Und so flieíŸen meine Tage (2)

De eerste keer dat ik ergens kom is paniek, de tweede keer een ritueel. Net zoals bij elk vorig bezoek dit jaar wil ik koffie drinken en lunchen in het café van de Hermitage. Wat niemand mij echter heeft verteld, is dat het Van Gogh Museum tijdelijk is ondergebracht in hetzelfde gebouw, en dat de caféruimte voor de gelegenheid helemaal werd omgebouwd. Alles ziet er nog min of meer hetzelfde uit, maar de ingang wordt nu versperd door een dik touw dat mij omleidt in de richting van een splinternieuwe selfservicetoog. Terwijl ik uitzoek hoe alles werkt, komt een verdieping lager een klas lagereschoolkinderen binnen.

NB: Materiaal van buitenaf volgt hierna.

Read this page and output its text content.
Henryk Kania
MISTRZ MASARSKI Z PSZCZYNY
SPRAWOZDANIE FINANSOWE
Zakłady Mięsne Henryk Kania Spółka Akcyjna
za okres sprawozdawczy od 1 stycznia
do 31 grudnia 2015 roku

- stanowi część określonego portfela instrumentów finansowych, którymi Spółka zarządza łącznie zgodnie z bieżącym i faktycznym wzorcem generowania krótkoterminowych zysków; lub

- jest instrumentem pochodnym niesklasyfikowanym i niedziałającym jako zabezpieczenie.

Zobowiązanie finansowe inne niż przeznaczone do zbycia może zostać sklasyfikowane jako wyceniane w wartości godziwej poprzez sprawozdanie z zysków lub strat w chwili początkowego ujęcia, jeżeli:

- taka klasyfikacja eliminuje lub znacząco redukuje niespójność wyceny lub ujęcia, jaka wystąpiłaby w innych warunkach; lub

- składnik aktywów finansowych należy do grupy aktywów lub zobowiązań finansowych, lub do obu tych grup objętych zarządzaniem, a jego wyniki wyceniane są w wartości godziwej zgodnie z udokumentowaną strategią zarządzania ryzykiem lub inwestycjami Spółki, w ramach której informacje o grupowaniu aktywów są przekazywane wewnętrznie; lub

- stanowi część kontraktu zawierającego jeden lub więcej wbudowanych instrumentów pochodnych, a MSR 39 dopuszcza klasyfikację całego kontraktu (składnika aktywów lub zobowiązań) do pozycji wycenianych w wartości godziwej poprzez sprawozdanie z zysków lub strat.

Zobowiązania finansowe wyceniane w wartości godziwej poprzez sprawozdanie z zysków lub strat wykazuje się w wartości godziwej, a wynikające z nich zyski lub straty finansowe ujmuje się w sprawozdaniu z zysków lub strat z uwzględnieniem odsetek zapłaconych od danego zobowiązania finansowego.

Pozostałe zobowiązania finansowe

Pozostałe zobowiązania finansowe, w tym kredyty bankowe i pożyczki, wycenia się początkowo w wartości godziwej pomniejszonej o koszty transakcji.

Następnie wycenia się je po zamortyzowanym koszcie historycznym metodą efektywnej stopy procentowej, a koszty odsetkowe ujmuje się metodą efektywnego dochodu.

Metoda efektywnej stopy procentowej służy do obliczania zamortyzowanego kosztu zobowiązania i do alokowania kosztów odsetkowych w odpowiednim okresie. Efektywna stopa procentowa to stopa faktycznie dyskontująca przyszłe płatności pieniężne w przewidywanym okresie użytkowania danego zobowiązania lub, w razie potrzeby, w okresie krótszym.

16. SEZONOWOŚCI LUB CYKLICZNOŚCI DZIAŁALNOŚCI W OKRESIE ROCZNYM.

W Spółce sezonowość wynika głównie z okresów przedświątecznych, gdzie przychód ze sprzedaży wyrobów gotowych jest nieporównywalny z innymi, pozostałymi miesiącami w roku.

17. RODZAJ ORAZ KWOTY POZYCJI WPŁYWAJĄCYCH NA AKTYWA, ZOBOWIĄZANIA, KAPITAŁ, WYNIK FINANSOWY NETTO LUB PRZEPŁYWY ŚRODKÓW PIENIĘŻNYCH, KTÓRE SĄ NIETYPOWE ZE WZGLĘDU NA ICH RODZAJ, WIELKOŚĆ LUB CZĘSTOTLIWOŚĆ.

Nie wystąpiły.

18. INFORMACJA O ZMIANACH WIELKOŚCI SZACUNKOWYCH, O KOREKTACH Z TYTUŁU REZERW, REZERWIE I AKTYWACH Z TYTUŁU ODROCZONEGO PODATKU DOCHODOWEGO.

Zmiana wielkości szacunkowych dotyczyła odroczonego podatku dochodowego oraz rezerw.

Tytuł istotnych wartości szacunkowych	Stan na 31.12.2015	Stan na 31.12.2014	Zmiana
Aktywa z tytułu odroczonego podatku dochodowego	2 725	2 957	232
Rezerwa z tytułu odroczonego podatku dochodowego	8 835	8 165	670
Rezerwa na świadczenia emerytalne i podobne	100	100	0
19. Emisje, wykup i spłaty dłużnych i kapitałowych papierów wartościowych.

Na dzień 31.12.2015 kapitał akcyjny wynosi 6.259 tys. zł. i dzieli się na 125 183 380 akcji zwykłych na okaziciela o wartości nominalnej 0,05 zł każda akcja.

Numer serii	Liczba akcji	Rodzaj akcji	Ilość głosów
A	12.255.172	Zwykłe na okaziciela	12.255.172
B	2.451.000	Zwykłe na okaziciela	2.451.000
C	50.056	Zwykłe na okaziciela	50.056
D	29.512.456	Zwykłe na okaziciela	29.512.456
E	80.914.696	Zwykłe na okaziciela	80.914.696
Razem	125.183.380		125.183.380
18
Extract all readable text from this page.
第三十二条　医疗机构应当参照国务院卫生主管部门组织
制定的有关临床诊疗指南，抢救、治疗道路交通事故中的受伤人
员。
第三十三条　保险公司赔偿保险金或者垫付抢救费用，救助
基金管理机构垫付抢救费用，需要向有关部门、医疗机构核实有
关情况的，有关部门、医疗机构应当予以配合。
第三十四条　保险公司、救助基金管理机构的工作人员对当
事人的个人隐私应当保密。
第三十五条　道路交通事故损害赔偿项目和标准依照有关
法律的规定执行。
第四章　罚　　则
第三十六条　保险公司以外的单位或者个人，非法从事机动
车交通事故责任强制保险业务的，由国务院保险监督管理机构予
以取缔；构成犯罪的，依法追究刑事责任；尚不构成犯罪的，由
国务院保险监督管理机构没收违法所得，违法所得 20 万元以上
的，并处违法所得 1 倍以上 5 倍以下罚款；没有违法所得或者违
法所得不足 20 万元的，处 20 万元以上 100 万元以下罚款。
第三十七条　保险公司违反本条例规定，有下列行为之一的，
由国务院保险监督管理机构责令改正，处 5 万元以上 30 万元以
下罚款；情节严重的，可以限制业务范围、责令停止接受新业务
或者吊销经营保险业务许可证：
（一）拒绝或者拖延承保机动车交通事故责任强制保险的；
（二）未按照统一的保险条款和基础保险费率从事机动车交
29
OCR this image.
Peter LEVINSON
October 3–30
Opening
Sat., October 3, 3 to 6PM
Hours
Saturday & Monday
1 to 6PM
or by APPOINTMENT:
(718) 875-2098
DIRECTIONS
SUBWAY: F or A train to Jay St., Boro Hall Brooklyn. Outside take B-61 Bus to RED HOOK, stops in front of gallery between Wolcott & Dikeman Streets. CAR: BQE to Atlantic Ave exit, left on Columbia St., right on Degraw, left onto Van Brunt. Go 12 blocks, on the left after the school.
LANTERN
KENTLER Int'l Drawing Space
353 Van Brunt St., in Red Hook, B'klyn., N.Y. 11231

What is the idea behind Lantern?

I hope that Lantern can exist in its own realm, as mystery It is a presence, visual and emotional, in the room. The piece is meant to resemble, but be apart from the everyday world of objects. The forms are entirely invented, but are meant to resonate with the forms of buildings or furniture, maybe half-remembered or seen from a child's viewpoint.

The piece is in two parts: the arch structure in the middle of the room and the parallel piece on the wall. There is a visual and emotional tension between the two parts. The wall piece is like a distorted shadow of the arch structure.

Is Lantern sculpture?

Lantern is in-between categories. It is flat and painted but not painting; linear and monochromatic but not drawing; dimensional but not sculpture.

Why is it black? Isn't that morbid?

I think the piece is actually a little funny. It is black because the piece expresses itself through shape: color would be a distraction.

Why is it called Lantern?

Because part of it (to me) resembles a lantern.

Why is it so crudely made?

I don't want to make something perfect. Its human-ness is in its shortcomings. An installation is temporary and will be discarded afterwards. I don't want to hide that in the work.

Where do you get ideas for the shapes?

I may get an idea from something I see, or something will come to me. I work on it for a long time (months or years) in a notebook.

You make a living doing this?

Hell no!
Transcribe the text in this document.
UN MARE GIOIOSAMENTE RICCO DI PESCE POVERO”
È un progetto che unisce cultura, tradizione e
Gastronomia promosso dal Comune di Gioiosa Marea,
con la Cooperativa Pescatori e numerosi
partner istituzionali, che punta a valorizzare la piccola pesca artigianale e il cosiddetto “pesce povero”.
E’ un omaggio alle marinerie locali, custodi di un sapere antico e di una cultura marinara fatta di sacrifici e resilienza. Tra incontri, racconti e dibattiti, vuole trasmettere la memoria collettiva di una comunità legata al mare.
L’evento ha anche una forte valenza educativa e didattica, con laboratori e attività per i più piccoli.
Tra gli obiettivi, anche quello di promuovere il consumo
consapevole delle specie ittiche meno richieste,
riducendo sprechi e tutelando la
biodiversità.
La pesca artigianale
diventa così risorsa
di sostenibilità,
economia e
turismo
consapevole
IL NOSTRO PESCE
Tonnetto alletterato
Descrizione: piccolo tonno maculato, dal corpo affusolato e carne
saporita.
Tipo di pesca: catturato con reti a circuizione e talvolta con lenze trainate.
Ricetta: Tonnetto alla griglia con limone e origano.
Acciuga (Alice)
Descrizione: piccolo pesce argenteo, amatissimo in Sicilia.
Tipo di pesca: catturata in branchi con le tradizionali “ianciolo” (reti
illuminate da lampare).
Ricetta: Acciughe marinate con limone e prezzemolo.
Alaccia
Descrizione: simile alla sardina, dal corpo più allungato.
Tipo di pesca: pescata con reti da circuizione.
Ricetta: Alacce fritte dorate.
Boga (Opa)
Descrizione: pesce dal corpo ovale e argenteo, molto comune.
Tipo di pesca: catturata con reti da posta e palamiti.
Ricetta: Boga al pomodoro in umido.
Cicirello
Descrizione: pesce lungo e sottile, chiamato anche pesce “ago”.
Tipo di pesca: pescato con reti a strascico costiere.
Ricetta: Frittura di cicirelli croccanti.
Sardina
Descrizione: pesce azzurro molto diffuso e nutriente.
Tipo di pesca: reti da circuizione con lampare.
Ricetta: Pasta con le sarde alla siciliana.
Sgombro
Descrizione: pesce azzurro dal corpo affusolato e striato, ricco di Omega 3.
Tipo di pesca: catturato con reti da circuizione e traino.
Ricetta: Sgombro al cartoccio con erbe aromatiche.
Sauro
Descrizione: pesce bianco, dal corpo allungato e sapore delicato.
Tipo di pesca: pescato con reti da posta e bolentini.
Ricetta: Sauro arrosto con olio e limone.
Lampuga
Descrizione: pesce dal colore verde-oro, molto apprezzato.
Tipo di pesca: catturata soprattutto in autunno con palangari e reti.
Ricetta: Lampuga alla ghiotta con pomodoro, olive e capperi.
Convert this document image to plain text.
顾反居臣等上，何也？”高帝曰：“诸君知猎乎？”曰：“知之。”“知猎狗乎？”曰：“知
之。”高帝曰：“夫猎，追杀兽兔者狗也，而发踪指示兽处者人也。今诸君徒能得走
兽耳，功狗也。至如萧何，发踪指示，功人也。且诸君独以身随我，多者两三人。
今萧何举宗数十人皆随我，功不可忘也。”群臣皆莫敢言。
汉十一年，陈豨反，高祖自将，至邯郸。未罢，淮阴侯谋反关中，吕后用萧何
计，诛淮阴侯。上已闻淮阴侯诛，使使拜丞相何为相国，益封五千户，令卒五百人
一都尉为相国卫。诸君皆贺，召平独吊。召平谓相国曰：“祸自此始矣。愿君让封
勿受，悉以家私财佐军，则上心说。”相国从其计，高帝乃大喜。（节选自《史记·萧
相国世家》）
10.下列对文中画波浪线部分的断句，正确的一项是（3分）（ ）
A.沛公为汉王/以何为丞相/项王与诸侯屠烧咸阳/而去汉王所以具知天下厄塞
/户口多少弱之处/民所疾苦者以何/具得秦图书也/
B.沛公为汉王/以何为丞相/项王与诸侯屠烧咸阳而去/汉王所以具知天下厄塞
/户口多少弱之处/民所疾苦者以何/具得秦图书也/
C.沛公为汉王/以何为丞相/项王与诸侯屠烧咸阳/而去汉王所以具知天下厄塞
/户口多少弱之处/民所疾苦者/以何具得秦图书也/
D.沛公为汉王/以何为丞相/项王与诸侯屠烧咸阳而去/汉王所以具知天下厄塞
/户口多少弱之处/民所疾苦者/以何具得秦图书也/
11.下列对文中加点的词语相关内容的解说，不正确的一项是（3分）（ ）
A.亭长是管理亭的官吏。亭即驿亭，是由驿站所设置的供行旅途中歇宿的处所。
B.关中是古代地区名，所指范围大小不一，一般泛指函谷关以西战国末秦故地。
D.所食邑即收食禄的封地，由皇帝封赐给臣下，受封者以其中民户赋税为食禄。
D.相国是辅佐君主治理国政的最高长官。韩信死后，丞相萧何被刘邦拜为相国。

Hun geschreeuw weergalmt in de grote, holle ruimte tot het hele museum als een openbaar zwembad klinkt. (De koffie is niet eens lekker, merk ik nu voor het eerst.)

*

Het liefste barmeisje – ze lachte naar mij toen ik bestelde en dat is vaak al genoeg – poetst alle tafels met een doek en blauw spul uit een verstuiver. Doordat ik hier te aandachtig naar kijk, mors ik koffie op mijn broek, nauwelijks anderhalf uur voor mijn afspraak bij de uitgeverij. Ik zal zeggen dat de vlekken door de regen komen.

*

In een café in de Jordaan eet ik mijn tweede cheeseburger in evenveel dagen. De uitbater, een zwarte jongen die klinkt alsof hij uit Londen komt, zit op een kruk en bladert door de krant. Opeens begint hij uitbundig te lachen om een van de artikels, zo hard dat hij zich erbij in de handen klapt. Ik vermoed dat hij zich aanstelt, om indruk te maken op de knappe collega die verderop aan de toonbank fruit staat te persen, tot hij haar bij zich roept en toont wat er zo grappig is. Het is een foto die ik gisteren zelf ook heb gezien, van een snelweg in China die is aangelegd rond het huis van een bejaard koppel dat niet onteigend wilde worden. Ik glimlach mee, reken af en loop daarna de Negen Straatjes in, op zoek naar een cadeau dat ik niet zal vinden.